Quick Start

Get up and running in 5 minutes with Azure OpenAI!

Prerequisites

5-Minute Setup

  1. Install and Initialize:
     # From your project directory
     uv add ingenious
     uv run ingen init
    
  2. Configure Credentials:
     # Edit .env with your Azure OpenAI credentials
     cp .env.example .env
     nano .env  # Add AZURE_OPENAI_API_KEY and AZURE_OPENAI_BASE_URL
    
  3. Validate Setup (Recommended):
     export INGENIOUS_PROJECT_PATH=$(pwd)/config.yml
     export INGENIOUS_PROFILE_PATH=$(pwd)/profiles.yml
     uv run ingen validate  # Check configuration before starting
    
  4. Start the Server:
     uv run ingen serve
    
  5. Verify Health:
     # Check server health
     curl http://localhost:80/api/v1/health
    
  6. Test the API:
     # Test bike insights workflow (the "Hello World" of Ingenious)
     curl -X POST http://localhost:80/api/v1/chat \
       -H "Content-Type: application/json" \
       -d '{
         "user_prompt": "{\"stores\": [{\"name\": \"QuickStart Store\", \"location\": \"NSW\", \"bike_sales\": [{\"product_code\": \"QS-001\", \"quantity_sold\": 1, \"sale_date\": \"2023-04-15\", \"year\": 2023, \"month\": \"April\", \"customer_review\": {\"rating\": 5.0, \"comment\": \"Perfect bike for getting started!\"}}], \"bike_stock\": []}], \"revision_id\": \"quickstart-1\", \"identifier\": \"hello-world\"}",
         "conversation_flow": "bike-insights"
       }'
    

🎉 That’s it! You should see a comprehensive JSON response with insights from multiple AI agents analyzing the bike sales data.

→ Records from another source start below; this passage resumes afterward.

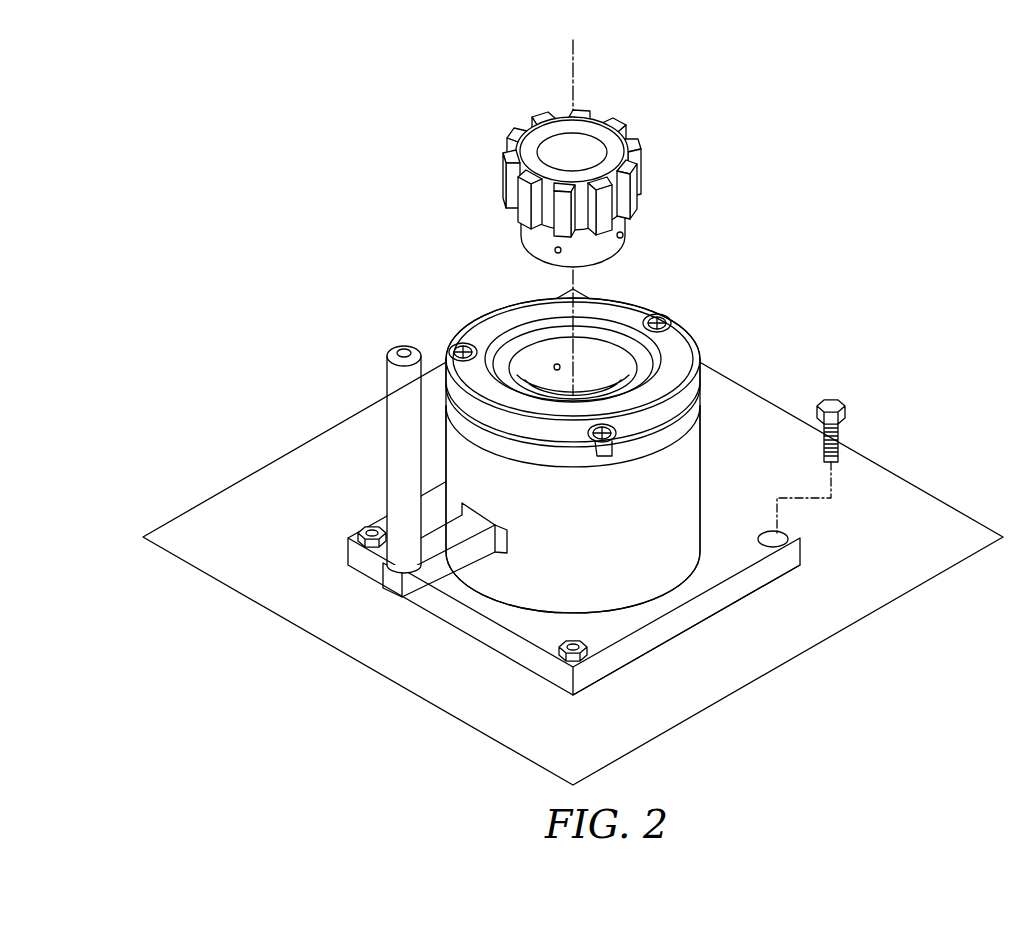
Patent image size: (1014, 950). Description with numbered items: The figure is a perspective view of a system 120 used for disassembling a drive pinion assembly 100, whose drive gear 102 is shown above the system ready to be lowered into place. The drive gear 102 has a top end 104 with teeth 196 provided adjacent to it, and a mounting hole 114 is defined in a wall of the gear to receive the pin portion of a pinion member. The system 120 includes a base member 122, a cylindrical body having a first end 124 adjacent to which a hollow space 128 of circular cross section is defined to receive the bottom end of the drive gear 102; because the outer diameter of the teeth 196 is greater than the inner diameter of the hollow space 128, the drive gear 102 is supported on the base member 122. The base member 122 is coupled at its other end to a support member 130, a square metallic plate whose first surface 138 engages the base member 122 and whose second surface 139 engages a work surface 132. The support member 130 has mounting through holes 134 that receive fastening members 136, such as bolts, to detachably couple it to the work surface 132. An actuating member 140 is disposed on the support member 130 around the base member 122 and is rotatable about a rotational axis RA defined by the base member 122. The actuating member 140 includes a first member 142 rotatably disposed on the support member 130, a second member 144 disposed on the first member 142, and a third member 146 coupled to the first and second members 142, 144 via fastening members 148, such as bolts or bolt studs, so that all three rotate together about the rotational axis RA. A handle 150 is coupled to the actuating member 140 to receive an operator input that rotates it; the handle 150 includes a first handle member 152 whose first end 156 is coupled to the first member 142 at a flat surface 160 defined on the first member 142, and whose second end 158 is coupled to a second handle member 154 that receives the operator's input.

The drive pinion assembly 100 is at (410, 101).
The rotational axis RA is at (576, 54).
The drive gear 102 is at (595, 167).
The top end 104 is at (598, 122).
The teeth 196 is at (643, 153).
The mounting hole 114 is at (556, 251).
The system 120 is at (600, 420).
The base member 122 is at (617, 347).
The first end 124 is at (587, 329).
The hollow space 128 is at (532, 386).
The actuating member 140 is at (550, 314).
The fastening members 148 is at (657, 314).
The third member 146 is at (697, 341).
The second member 144 is at (702, 418).
The first member 142 is at (703, 468).
The first surface 138 is at (716, 501).
The support member 130 is at (605, 571).
The work surface 132 is at (926, 536).
The mounting through holes 134 is at (788, 537).
The fastening members 136 is at (368, 530).
The second surface 139 is at (758, 591).
The handle 150 is at (434, 522).
The first handle member 152 is at (459, 616).
The second handle member 154 is at (386, 456).
The first end 156 is at (492, 570).
The second end 158 is at (392, 604).
The flat surface 160 is at (507, 556).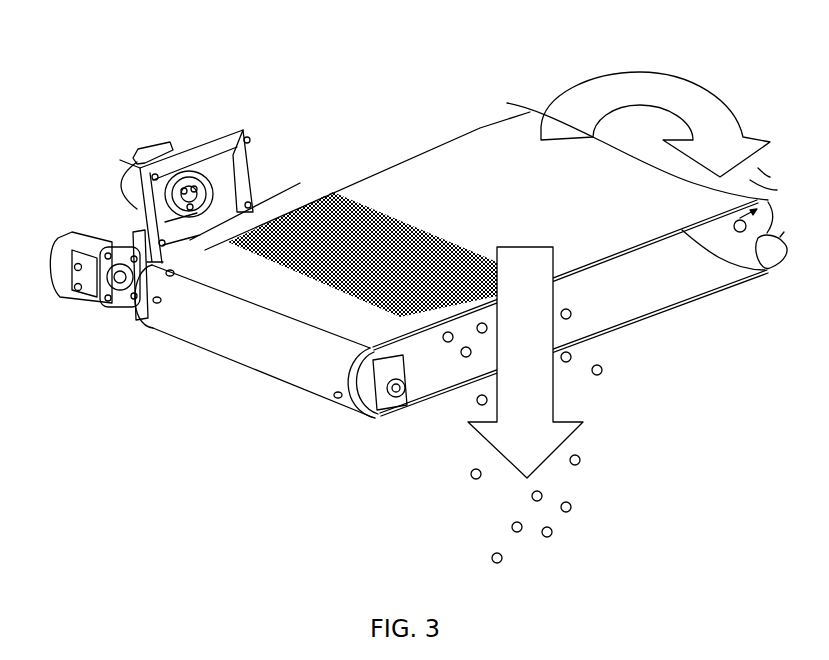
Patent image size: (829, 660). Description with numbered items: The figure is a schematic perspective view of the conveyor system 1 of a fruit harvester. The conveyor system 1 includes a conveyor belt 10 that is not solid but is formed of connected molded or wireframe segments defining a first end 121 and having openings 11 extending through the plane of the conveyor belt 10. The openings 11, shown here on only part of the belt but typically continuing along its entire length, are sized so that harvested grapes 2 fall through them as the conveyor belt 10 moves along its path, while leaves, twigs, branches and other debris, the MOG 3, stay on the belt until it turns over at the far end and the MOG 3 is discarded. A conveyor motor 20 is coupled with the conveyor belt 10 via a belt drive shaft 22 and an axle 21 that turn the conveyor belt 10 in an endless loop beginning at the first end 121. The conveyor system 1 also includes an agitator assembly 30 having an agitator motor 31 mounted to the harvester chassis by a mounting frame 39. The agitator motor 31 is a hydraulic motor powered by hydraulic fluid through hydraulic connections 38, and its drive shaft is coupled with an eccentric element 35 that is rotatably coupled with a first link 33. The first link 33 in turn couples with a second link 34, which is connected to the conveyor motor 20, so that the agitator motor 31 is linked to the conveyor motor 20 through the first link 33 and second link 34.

The conveyor system 1 is at (449, 244).
The harvested grapes 2 is at (478, 506).
The MOG 3 is at (765, 290).
The conveyor belt 10 is at (485, 110).
The openings 11 is at (368, 192).
The conveyor motor 20 is at (65, 262).
The axle 21 is at (400, 408).
The belt drive shaft 22 is at (125, 287).
The agitator assembly 30 is at (193, 166).
The agitator motor 31 is at (127, 182).
The first link 33 is at (235, 196).
The second link 34 is at (137, 233).
The eccentric element 35 is at (228, 160).
The hydraulic connections 38 is at (143, 150).
The mounting frame 39 is at (245, 178).
The first end 121 is at (237, 357).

Note: The bike-insights workflow is created when you run ingen init - it’s part of the project template setup, not included in the core library. You can now build on bike-insights as a template for your specific use case.

Workflow Categories

Insight Ingenious provides multiple conversation workflows with different configuration requirements:

“Hello World” Workflow (Available via project template)

  • bike-insights - The recommended starting point - Comprehensive bike sales analysis showcasing multi-agent coordination (created when you run ingen init)

Core Workflows (Azure OpenAI only)

  • classification-agent - Route input to specialized agents based on content

Local Stable Implementations

  • knowledge-base-agent - Search knowledge bases using local ChromaDB (stable local implementation)
  • sql-manipulation-agent - Execute SQL queries using local SQLite (stable local implementation)

Note: Only local implementations (ChromaDB for knowledge-base-agent, SQLite for sql-manipulation-agent) are currently stable. Azure Search and Azure SQL integrations are experimental and may contain bugs.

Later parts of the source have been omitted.